Closed HudsonHuang closed 5 years ago

HudsonHuang commented 6 years ago

Hi, that's nice work! But it seems the result got little improvement after trainning for 13x of time. How was the loss in trainng and how was the variance of output changing?

dhgrs commented 6 years ago

How was the loss in trainng

I keep training and the loss is decreasing now. loss1(cross entropy of WaveNet) loss1

loss2(StraightThrough) loss2

how was the variance of output changing

Sorry, but it takes too long time for generating so I tried generating a few times. If you have GPUs, please try training with several parameters in opt.py. Maybe n_channels are effective but it use a lot of memory.

HudsonHuang commented 6 years ago

Thank you for your reply, Lets's try together.

dhgrs commented 6 years ago

I notice some tips.

I could get clearer results but the results lost phoneme. Maybe VQ are too small to represent phoneme. I think that Larger d (and k) in opt.py may get good results.

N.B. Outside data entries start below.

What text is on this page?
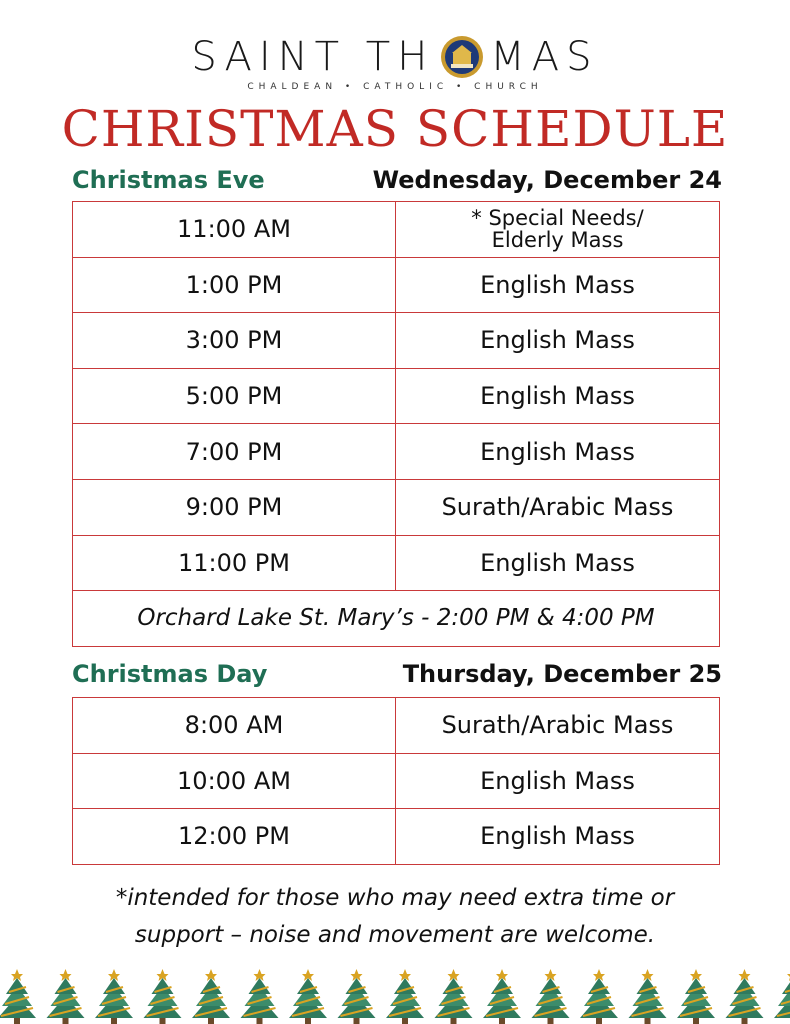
SAINT TH MAS
CHALDEAN • CATHOLIC • CHURCH
CHRISTMAS SCHEDULE
Christmas Eve	Wednesday, December 24
11:00 AM	* Special Needs/
Elderly Mass

1:00 PM	English Mass
3:00 PM	English Mass
5:00 PM	English Mass
7:00 PM	English Mass
9:00 PM	Surath/Arabic Mass
11:00 PM	English Mass
Orchard Lake St. Mary’s - 2:00 PM & 4:00 PM	
Christmas Day	Thursday, December 25
8:00 AM	Surath/Arabic Mass
10:00 AM	English Mass
12:00 PM	English Mass
*intended for those who may need extra time or
support – noise and movement are welcome.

agangzz commented 6 years ago

good job about VQ-VAE. But the output seems full of noise, so I have some questions: How many hours in your training dataset? How much time in your training processing?( 1 gpu, or several gpus?). Thanks

dhgrs commented 6 years ago

I use VCTK-Corpus and it has 109 speakers. Each speaker reads out about 400 sentences so total length is about 24h(as each sentence is 2 sec). Training time is written in README.

I use a model trained 40000 iterations. It takes about 26.5h for training with 1x 1080Ti.

dhgrs commented 6 years ago

I'm training VQ-VAE on CMU ARCTIC with a7244c5. Here are some samples on 160k iteration.

input: http://nana-music.com/sounds/037eb33f/

reconstructed: http://nana-music.com/sounds/037eb39a/

voice conversion: http://nana-music.com/sounds/037eb451/

After 200k iteration, I'll upload samples to README too!

dhgrs commented 6 years ago

I trained 200k iteration on CMU ARCTIC but then it lost phonemes. I think CMU ARCTIC is too small to train VQ-VAE. And I traind 200k iteration on VCTK Corpus too. Althogh it seemed to have some noises, didn't lose phonemes.

If you want to get more clear sounds, you should use larger network than opt.py or larger dataset than CMU ARCTIC.